CSS is an amazingly versatile language. In it, you can choose link colors or build what looks like a heavy graphical button for your menus (but loads as quickly as HTML). You can style entire pages completely without tables, or you can just make sure your headers look a certain way. If you’re making a very simple site, you don’t need to know much. And any WYSIWYG CSS editor will do the job for you.
But by tapping into CSS’s full potential, you unleash your ability to create spectacular websites that function beautifully and load quickly. CSS isn’t an alternative to HTML - it goes way beyond that. And WYSIWYG CSS editors can’t follow.
The bottom line: you have to know CSS, and you have to make sure your WYSIWYG program doesn’t limit what you’re allowed to write.

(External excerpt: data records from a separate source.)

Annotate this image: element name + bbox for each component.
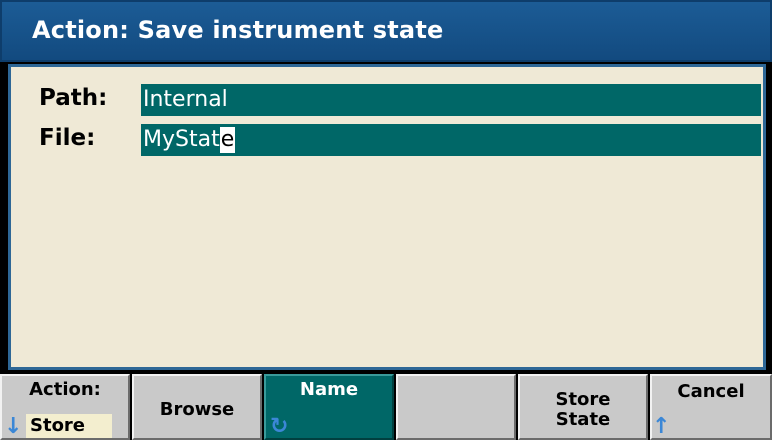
file-label: File: [39, 125, 96, 151]
text-cursor: e [219, 127, 236, 153]
browse-button[interactable]: Browse [132, 374, 262, 440]
browse-button-label: Browse [159, 399, 235, 420]
action-value: Store [26, 414, 112, 438]
store-state-line2: State [555, 409, 611, 430]
name-button-label: Name [299, 379, 359, 400]
store-state-button[interactable]: Store State [518, 374, 648, 440]
cancel-button[interactable]: Cancel ↑ [650, 374, 772, 440]
name-button[interactable]: Name ↻ [264, 374, 394, 440]
path-label: Path: [39, 85, 108, 111]
softkey-row: Action: ↓ Store Browse Name ↻ Store Stat… [0, 374, 772, 440]
empty-softkey[interactable] [396, 374, 516, 440]
title-bar: Action: Save instrument state [0, 0, 772, 62]
path-field[interactable]: Internal [141, 84, 761, 116]
action-softkey-label: Action: [29, 379, 101, 400]
down-arrow-icon: ↓ [4, 414, 23, 439]
content-panel: Path: Internal File: MyState [8, 64, 766, 370]
store-state-line1: Store [555, 389, 611, 410]
file-name-field[interactable]: MyState [141, 124, 761, 156]
up-arrow-icon: ↑ [652, 414, 671, 439]
file-value: MyStat [143, 127, 220, 152]
action-softkey[interactable]: Action: ↓ Store [0, 374, 130, 440]
cancel-button-label: Cancel [677, 381, 745, 402]
rotate-knob-icon: ↻ [270, 414, 289, 439]
path-value: Internal [143, 87, 228, 112]
instrument-screen: Action: Save instrument state Path: Inte… [0, 0, 772, 440]
page-title: Action: Save instrument state [32, 16, 444, 44]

For example, Listamatic will set you up with several really good codes for making complex and highly useful menus out of pure CSS. But do they plug-and-play in a wysiwyg editor? Not really, in my experience - except for Dreamweaver, and even it can be funky.
Maybe the best way to think of WYSIWYG CSS editors is as starting points - launch platforms. Build the bare bones on them, but then move them into a text editor to really enhance the final product. If you use a program like Dreamweaver, sometimes it fails to properly render CSS in its own preview screen, even though it works just fine in the browser. So there’s really no shortcut - even with the very expensive programs out there - to figuring out the CSS on your own.
Bottom line? Use and abuse your WYSIWYGs at will. But don’t rely on them.